I am very new to nim and pulling my hear out trying to read a large file into a buffer in chunks and hash the buffer's content like so:
import streams, murmur, strutils const size = 1_048_576 var i = open("input") buf: array[size, char] fhash: BiggestInt = 0 while i.readBuffer(buf.addr, size) > 0: fhash += hash(buf) echo fhash i.close()

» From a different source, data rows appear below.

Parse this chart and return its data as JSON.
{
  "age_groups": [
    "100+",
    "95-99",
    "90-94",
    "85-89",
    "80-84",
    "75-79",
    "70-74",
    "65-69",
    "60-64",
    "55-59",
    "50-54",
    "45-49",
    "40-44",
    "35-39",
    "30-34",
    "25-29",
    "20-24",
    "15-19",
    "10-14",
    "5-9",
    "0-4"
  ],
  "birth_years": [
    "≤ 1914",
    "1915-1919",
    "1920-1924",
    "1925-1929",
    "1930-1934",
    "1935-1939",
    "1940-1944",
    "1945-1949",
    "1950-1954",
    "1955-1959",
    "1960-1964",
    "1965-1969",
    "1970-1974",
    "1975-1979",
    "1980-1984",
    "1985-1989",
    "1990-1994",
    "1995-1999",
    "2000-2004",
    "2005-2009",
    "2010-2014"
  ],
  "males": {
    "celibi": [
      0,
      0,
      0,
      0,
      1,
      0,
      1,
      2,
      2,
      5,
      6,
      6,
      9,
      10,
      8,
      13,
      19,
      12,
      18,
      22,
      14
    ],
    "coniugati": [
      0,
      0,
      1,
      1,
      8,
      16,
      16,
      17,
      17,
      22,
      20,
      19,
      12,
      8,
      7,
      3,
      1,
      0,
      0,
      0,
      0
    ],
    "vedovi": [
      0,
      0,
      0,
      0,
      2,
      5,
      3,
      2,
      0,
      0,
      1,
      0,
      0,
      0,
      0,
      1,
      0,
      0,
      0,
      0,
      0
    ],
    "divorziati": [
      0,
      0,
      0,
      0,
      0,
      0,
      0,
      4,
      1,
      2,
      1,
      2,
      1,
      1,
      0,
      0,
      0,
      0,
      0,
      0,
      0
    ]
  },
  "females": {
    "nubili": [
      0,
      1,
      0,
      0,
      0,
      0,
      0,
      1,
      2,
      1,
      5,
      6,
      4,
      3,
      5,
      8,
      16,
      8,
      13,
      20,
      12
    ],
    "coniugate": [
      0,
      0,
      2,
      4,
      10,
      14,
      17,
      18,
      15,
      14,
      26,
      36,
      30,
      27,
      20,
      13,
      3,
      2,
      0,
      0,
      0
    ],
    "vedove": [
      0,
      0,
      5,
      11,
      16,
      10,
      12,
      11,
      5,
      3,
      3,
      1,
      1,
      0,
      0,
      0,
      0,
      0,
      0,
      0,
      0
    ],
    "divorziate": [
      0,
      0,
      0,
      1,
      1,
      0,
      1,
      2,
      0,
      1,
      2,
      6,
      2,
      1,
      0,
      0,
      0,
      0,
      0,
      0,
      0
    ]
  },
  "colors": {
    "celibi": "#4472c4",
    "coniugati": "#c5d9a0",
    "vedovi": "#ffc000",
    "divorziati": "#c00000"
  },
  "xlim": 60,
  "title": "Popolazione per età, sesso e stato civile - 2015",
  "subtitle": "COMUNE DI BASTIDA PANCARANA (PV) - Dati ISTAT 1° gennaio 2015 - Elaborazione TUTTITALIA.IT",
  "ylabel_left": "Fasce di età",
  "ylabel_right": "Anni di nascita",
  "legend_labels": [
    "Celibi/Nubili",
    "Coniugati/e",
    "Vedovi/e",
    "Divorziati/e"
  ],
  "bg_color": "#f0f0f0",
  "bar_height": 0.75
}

This obviously doesn't work, as the hash expects a string, not an array of char. Casting the buffer to string doesn't work either since string has different internal representation (terminating null character + length field). Reading the whole file into a string is not an option for my use-case as some of the files are hundreds of MBs to GBs in size and I am trying to write a memory-efficient algorithm. There is a closed thread that talks about a similar challenge, but to be honest, the tensor stuff there reads like Chinese to me. Would appreciate an easy to understand/implement solution. If there is an existing library that does these sort of conversions, that's cool too.
Here is how I would do it:
import streams, murmur, strutils const size = 1_048_576 var i = open("input") buf = newString(size) fhash: BiggestInt = 0 while i.readChars(buf, 0, size) > 0: fhash += hash(buf) echo fhash i.close()
Hope this helps
+= is usually a bad way of mixing hash values, MurmurHash seems to use
hash ← hash XOR k hash ← (hash ROL r2) hash ← hash × m + n
as the mixing step. https://en.wikipedia.org/wiki/MurmurHash
Changed to the following. I know it's not exactly how murmur does it, but this seems to work reliably as in producing identical duplicate lists comparing to the previous version without the extra math.
hash = hash xor (BiggestInt)hash(buf)
Thanks again @Araq for the suggestion. If anything, it made the code a lot cleaner and easier to understand.